Solar power could someday be a no-brainer. Most buildings in America may be powered by panels creating emissions-free energy, when tech advances make solar the clear, affordable, renewable alternative. Flexible solar panels are kicking that up a notch, enabling all kinds of applications including military defense uses.
To make this solar future a reality, some big brains are hard at work now. Including right here in North Texas.
Nanoscale Materials and Devices Lab
The Kaul Research Group at the University of North Texas in Denton is an international leader in 2D materials. Its Nanoscale Materials and Devices Laboratory works on nanoscale materials for low-power, energy-efficient electronics, opto-electronics, sensors, solar cells, flexible and printed electronics, and devices for biosensing and implantable devices. The lab has been a hotbed of advances lately.
Just last month, a team led by Dr. Anupama Kaul, PACCAR professor of engineering at UNT, successfully used additive manufacturing to print inks of 2D perovskites—highly complex molecules used in solar cells to absorb incoming light in a powerful way.
Kaul’s team showed that additive manufacturing can be used to not only inkjet print the 2D perovskites, but also to print the electrical contacts with 2D graphene and silver inks—a huge stride toward more affordable and available flexible solar panels, UNT announced in a statement.
The Nanoscale Lab’s research was funded last year with a $474,000 three-year grant by the Department of Defense’s Office of Naval Research.
Why perovskites are so hot now
Most people wouldn’t know 2D perovskites from a pair of 3D glasses.
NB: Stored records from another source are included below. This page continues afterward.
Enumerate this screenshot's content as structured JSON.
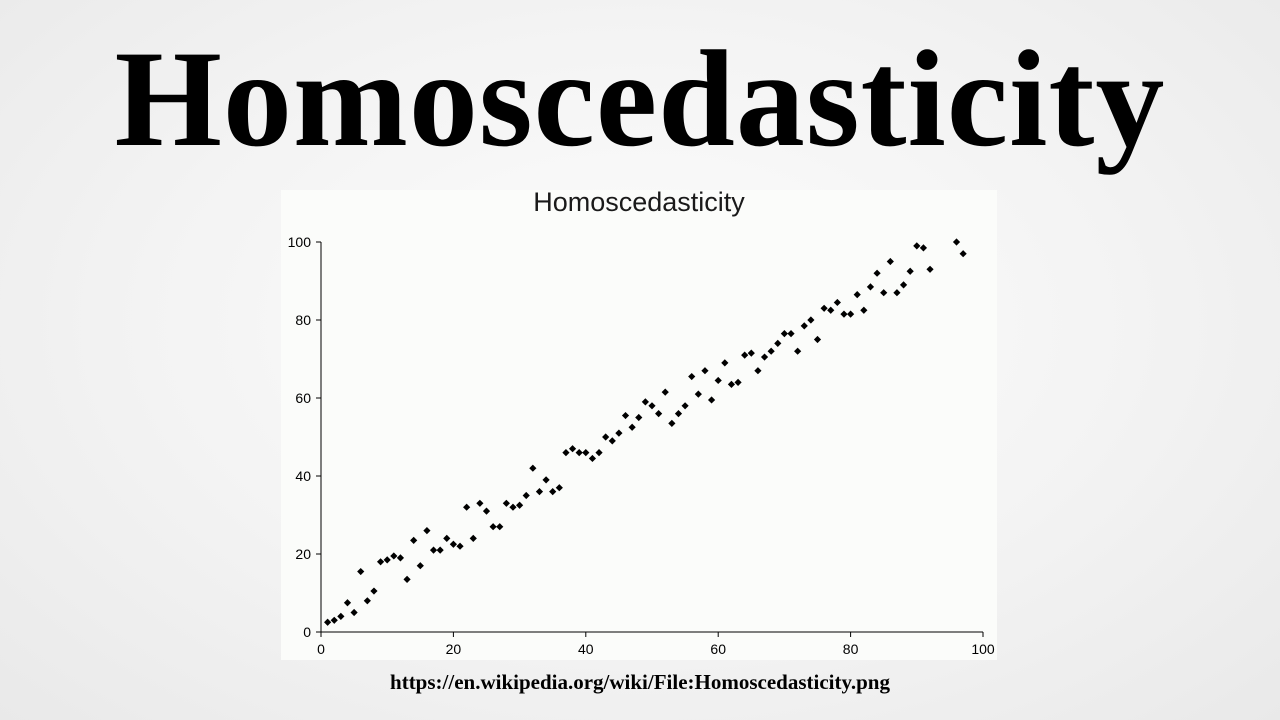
{
  "slide": {
    "title": "Homoscedasticity",
    "source": "https://en.wikipedia.org/wiki/File:Homoscedasticity.png"
  },
  "chart_data": {
    "type": "scatter",
    "title": "Homoscedasticity",
    "xlabel": "",
    "ylabel": "",
    "xlim": [
      0,
      100
    ],
    "ylim": [
      0,
      100
    ],
    "x_ticks": [
      0,
      20,
      40,
      60,
      80,
      100
    ],
    "y_ticks": [
      0,
      20,
      40,
      60,
      80,
      100
    ],
    "grid": false,
    "legend": "none",
    "marker_color": "#000000",
    "series": [
      {
        "x": [
          1,
          2,
          3,
          4,
          5,
          6,
          7,
          8,
          9,
          10,
          11,
          12,
          13,
          14,
          15,
          16,
          17,
          18,
          19,
          20,
          21,
          22,
          23,
          24,
          25,
          26,
          27,
          28,
          29,
          30,
          31,
          32,
          33,
          34,
          35,
          36,
          37,
          38,
          39,
          40,
          41,
          42,
          43,
          44,
          45,
          46,
          47,
          48,
          49,
          50,
          51,
          52,
          53,
          54,
          55,
          56,
          57,
          58,
          59,
          60,
          61,
          62,
          63,
          64,
          65,
          66,
          67,
          68,
          69,
          70,
          71,
          72,
          73,
          74,
          75,
          76,
          77,
          78,
          79,
          80,
          81,
          82,
          83,
          84,
          85,
          86,
          87,
          88,
          89,
          90,
          91,
          92,
          96,
          97
        ],
        "y": [
          2.5,
          3,
          4,
          7.5,
          5,
          15.5,
          8,
          10.5,
          18,
          18.5,
          19.5,
          19,
          13.5,
          23.5,
          17,
          26,
          21,
          21,
          24,
          22.5,
          22,
          32,
          24,
          33,
          31,
          27,
          27,
          33,
          32,
          32.5,
          35,
          42,
          36,
          39,
          36,
          37,
          46,
          47,
          46,
          46,
          44.5,
          46,
          50,
          49,
          51,
          55.5,
          52.5,
          55,
          59,
          58,
          56,
          61.5,
          53.5,
          56,
          58,
          65.5,
          61,
          67,
          59.5,
          64.5,
          69,
          63.5,
          64,
          71,
          71.5,
          67,
          70.5,
          72,
          74,
          76.5,
          76.5,
          72,
          78.5,
          80,
          75,
          83,
          82.5,
          84.5,
          81.5,
          81.5,
          86.5,
          82.5,
          88.5,
          92,
          87,
          95,
          87,
          89,
          92.5,
          99,
          98.5,
          93,
          100,
          97
        ]
      }
    ]
  }
}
But they’re one of the hottest topics in solar power research.
In April, we wrote about the $2.5 million in Department of Energy funding given to Dallas-based Hunt Perovskite Technologies—part of a DOE program dedicated to making perovskite photovoltaic devices commercially available.
As we noted then, Science Daily describes halide perovskites as soft, flexible materials that could make solar cells more efficient at significantly less cost. “Perovskites have the potential to be even more efficient than silicon because less energy is wasted when converting solar energy to electricity,” researchers note. The problem: perovskites are highly unstable.
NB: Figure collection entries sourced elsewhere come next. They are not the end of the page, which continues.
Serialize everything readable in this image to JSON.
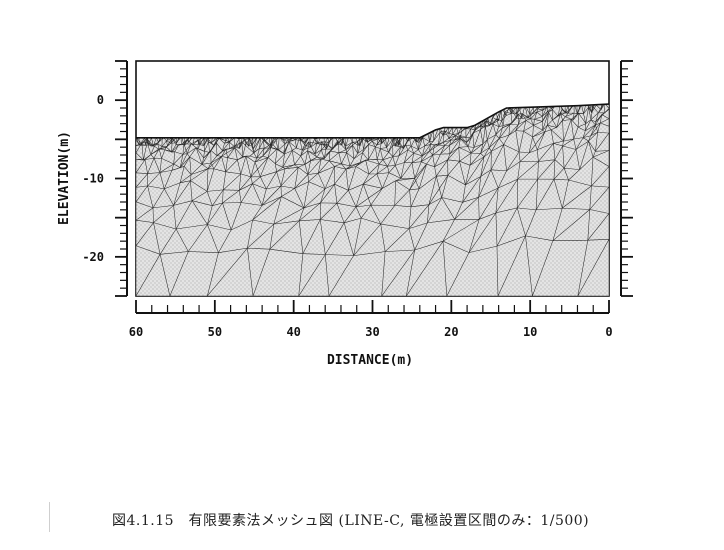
{
  "chart_data": {
    "type": "mesh",
    "xlabel": "DISTANCE(m)",
    "ylabel": "ELEVATION(m)",
    "x_axis_direction": "reversed",
    "xlim": [
      0,
      60
    ],
    "ylim": [
      -25,
      5
    ],
    "x_ticks": [
      60,
      50,
      40,
      30,
      20,
      10,
      0
    ],
    "y_ticks": [
      0,
      -10,
      -20
    ],
    "surface_profile": {
      "x": [
        60,
        24,
        23,
        22,
        21,
        18,
        17,
        14,
        13,
        4,
        0
      ],
      "y": [
        -4.8,
        -4.8,
        -4.3,
        -3.8,
        -3.5,
        -3.5,
        -3.2,
        -1.5,
        -1.0,
        -0.7,
        -0.5
      ]
    },
    "bottom_elevation": -25
  },
  "caption": {
    "text": "図4.1.15　有限要素法メッシュ図 (LINE-C, 電極設置区間のみ：1/500)"
  }
}
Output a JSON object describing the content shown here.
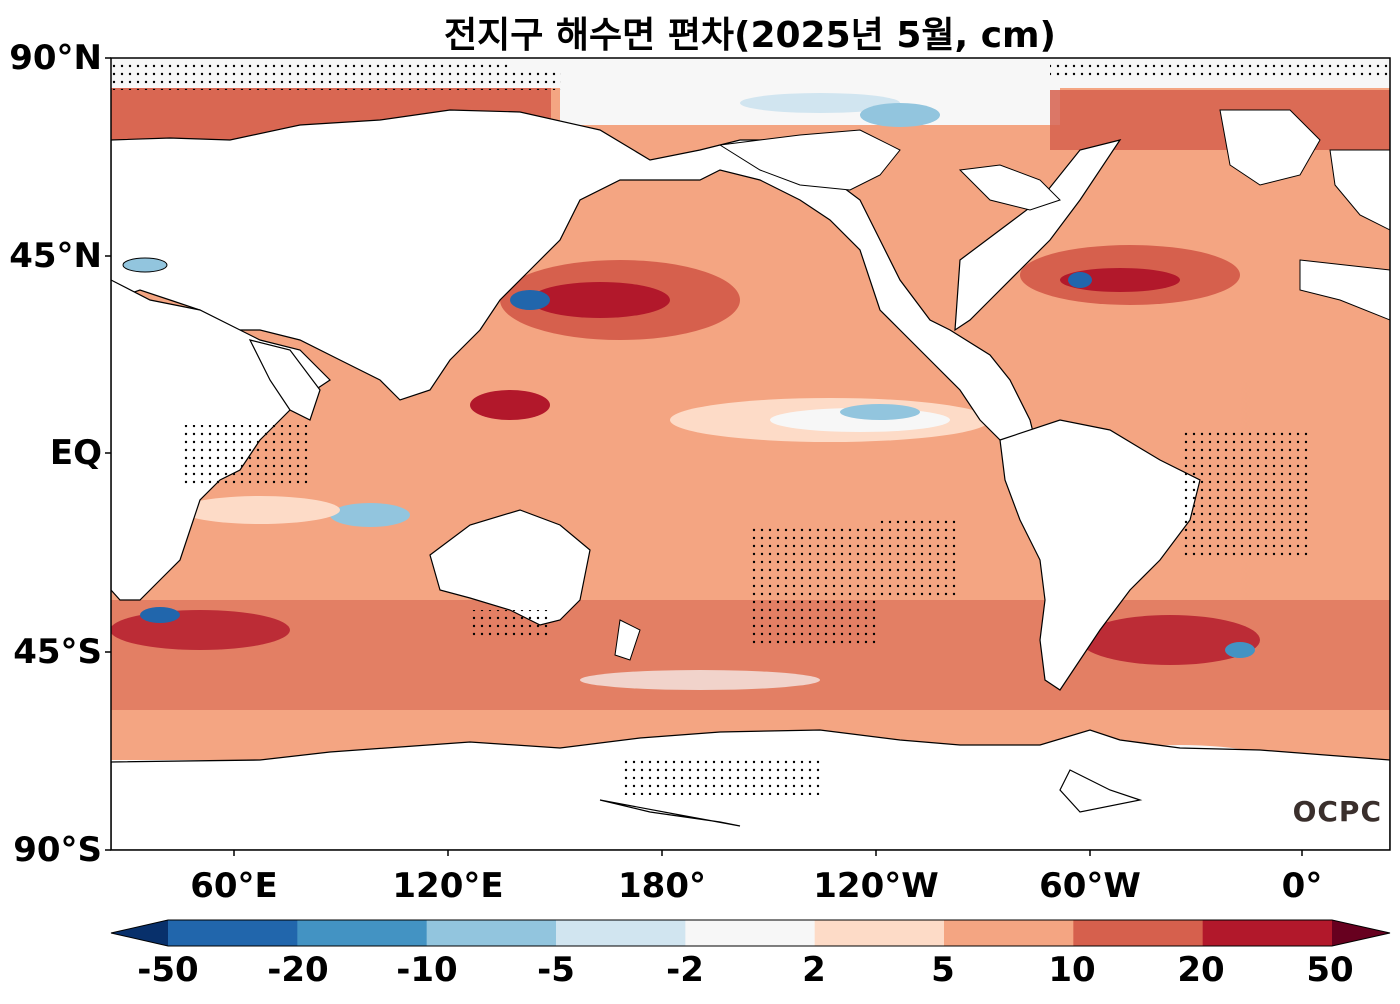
{
  "title": "전지구 해수면 편차(2025년 5월, cm)",
  "y_labels": [
    "90°N",
    "45°N",
    "EQ",
    "45°S",
    "90°S"
  ],
  "x_labels": [
    "60°E",
    "120°E",
    "180°",
    "120°W",
    "60°W",
    "0°"
  ],
  "colorbar": {
    "labels": [
      "-50",
      "-20",
      "-10",
      "-5",
      "-2",
      "2",
      "5",
      "10",
      "20",
      "50"
    ],
    "colors": [
      "#08306b",
      "#2166ac",
      "#4393c3",
      "#92c5de",
      "#d1e5f0",
      "#f7f7f7",
      "#fddbc7",
      "#f4a582",
      "#d6604d",
      "#b2182b",
      "#67001f"
    ],
    "extend": "both"
  },
  "logo": "OCPC"
}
Two dimensions, more stability
Kaul explains why two dimensions could make a big difference.
“Traditionally, 3D perovskites have been used for solar cells, but they can be fairly unstable, given their propensity for moisture and oxygen,” said Kaul, who also serves as the director of UTD’s PACCAR Technology Institute, in a statement. “So, our team is addressing those instability issues by leveraging the use of 2D perovskites, which are intrinsically more stable and can also be formed in flexible platforms with additive manufacturing techniques.”
Aircraft carriers, ocean-going drones
“The exciting thing about this research is that it really is a stepping stone to all additively manufactured solar cells for the Navy and the Marine Corps,” Kaul said in the statement. “Once this capability is realized for solar cells, it could change the way the Navy collects and uses electricity toward lightweight photovoltaics in airborne applications, such as ocean-going drones or on aircraft carriers.”
How Kaul’s team broke through
Kaul and her team’s current efforts involve integrating 2D materials with perovskites for sensors and solar cells. These devices hinge upon mechanisms that convert light to electricity. The electrical contacts play a critical role in collecting as many of the photogenerated carriers within the perovskite absorber layer as possible.
The team’s inkjet printing breakthrough will be used to develop flexible solar cells at a lower cost with additive manufacturing, compared to traditional methods rely on expensive, complex equipment.
“Ink jet printing the electrical contacts to 2D perovskites is not easy since we need to constrain the curing temperature for densifying the films, so the underlying 2D perovskite film does not degrade,” Kaul said. “As a result, lower boiling point solvents were used, but this is very challenging since the nozzles in the printer clog up easily. This issue really required us to think about how we could engineer the process so that we would get the right parameters and results we were hoping for with the 2D perovskites.”
“We found that we were able to create everything through additive manufacturing and demonstrated printed photodetectors on flexible and bendable substrates,” she said.
The UNT team’s current findings have been published in Nature npj 2D Materials and Applications.